Thursday, September 30, 2004

Science Fiction Research, and Getting The Reader To Build Their Own World.

I love it when I'm right about a good thing.

The Gaia project is naturally a series of short stories. Highly issues based segments that function as independent units, smaller work chunks, more indepth characterisation - the natural slide of best practice goes there.

So I'm hard at work on a story from the point of view of not knowing what direction it'll take, when I get up and go to a fellowship meeting. It's CHARGED, and as I leave I reflect how the awareness of lovingness peaks and troughs over time... aware too of how much love is moving in my life nowadays... aware, finally, how contact with spiritual principles feels SO GOOD that it affords a pleasure nothing less than orgasmic. And I have the key insight into Valery's character there, right there.

Val is three years old and highly intelligent by scientiific intervention... he hasn't suffered childhood apoptosis, the death of most of our brain cells in early childhood. So he's excruciatingly sensitive to the world around him... the passage through the end of infancy to the start of childhood for him is excruciating and isolating, just like adolescence, but WITHOUT THE SEX.

That is key... Valery is intelligent enough to be searching for it but not know what it is, because no-one human has ever had a puberty experience at the age of three before. So what naturally ensures is both good science fiction, since it would not ensue without Val's chemically altered brain, and good storytelling, since it is the necessary outcome of Val's torment and his relationship with his Dad and his problems.

I wrote til the pen ran out. I wrote as I walked in the dark. I wrote, and the pen died at the train station and I could only meditate happily til I got home just now.

So I hope and have faith that, by the grace of God, I may write a story which is riveting and full of life.

Now, though, to the subject of this BLOG: SF writing how-tos:

I've been reading, and promised, a piece on worldbuilding here from the top SF writers. I have a more pressing personal need.

I need to find out what it's like to live in Vermont. Do they have gated communities? What are they like to live in? I need to exchange email with someone who lives in one of these communities.
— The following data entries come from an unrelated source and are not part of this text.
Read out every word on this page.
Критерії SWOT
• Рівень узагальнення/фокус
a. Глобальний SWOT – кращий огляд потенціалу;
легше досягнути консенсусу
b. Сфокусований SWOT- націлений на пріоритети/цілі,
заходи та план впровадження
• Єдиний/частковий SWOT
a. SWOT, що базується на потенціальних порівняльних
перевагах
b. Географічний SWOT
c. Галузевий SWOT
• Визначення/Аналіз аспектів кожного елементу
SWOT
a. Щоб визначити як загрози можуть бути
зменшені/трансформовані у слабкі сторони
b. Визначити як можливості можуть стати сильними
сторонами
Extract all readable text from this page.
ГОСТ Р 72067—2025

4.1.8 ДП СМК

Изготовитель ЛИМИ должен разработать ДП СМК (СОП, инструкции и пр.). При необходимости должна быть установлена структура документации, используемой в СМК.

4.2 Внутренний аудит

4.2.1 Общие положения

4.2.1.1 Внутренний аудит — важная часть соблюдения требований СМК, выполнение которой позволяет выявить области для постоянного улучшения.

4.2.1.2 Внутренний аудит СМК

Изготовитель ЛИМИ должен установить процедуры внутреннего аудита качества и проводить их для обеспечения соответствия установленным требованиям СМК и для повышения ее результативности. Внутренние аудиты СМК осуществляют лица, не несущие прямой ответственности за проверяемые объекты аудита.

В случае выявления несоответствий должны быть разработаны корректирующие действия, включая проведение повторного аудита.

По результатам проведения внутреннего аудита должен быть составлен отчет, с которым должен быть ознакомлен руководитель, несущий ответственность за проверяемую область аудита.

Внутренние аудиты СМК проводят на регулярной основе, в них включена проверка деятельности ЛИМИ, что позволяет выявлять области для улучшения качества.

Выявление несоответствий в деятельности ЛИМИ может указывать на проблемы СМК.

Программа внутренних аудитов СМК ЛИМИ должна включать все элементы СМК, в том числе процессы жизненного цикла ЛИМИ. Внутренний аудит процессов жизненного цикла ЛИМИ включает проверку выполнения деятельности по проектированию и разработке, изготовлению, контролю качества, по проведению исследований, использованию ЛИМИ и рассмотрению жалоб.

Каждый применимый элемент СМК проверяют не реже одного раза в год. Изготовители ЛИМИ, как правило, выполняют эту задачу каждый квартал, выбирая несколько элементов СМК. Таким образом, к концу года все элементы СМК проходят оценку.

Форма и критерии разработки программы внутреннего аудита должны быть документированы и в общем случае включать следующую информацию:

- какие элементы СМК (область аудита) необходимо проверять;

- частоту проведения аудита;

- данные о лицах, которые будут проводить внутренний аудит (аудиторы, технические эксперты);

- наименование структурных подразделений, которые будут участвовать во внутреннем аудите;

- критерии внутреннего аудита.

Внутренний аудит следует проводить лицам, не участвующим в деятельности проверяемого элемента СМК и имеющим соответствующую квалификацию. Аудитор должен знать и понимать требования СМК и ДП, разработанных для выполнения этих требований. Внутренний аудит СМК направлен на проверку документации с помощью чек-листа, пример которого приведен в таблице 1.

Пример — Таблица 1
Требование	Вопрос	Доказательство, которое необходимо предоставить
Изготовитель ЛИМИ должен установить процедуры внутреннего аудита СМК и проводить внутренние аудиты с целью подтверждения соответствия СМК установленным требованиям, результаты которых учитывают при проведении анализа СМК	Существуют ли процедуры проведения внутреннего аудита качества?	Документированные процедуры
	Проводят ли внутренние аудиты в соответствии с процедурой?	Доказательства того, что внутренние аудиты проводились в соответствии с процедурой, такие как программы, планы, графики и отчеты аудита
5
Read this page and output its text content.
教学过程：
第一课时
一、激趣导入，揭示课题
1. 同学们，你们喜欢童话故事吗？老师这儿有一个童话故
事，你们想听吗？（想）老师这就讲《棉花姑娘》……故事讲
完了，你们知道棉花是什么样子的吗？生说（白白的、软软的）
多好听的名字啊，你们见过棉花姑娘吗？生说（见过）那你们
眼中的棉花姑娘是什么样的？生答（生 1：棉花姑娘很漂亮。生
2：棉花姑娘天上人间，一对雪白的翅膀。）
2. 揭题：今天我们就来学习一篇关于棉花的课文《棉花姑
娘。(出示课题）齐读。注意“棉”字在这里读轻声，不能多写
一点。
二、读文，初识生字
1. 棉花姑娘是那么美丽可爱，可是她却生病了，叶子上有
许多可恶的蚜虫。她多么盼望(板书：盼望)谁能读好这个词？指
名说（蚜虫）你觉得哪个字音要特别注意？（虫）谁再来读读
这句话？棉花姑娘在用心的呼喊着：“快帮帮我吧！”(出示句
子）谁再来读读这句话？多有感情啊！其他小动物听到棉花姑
I need to know what it's actually like to DO genetics and microbiology, and infuse that sense of excitement and reality into my work to make it shine.

I need to know the mores of the field of microbio and genetics... what does EVERYONE know about these things... what kind of jokes do they say... what's it like between academia and business genetics, between the military and the self-startup businesses? Where's the 'silicon valley' of biotech?

What about the idea of the story for sensor genes, control sensor genes, and multisensor genes? How realistic and powerful can the ending be... what would happen if one injected these type of genes, if they exist, into one's body?

What about life in the University of the protagonist, Professor Cutter... which uni specifically? I know it's the Uni of California but which one specialises in biotech of this specific kind?

What about the America of the story... sliding unstoppably into totalitarianism, being torn to shred by the Christian Right, battling the Christian Left and the Catholic Reform Party while the Democrats and Republications quietly slide into nonexistence. What kind of political background do I need? Should I reread Tom Paine and then a short political history of the US? Should I involve the present election circus in the story's sensorium.

These are the practical aspect of world-building which I must tend to... they are not the main event, however, and that is learning how to facilitate the reader in building their own world... and quite another matter.

Here's a quote from a discussion on Orson Scott Card's How To Write Science Fiction:

"You don't get experience until after you need it."

I would adapt to research: You don't get the research you're seeking until after you need it."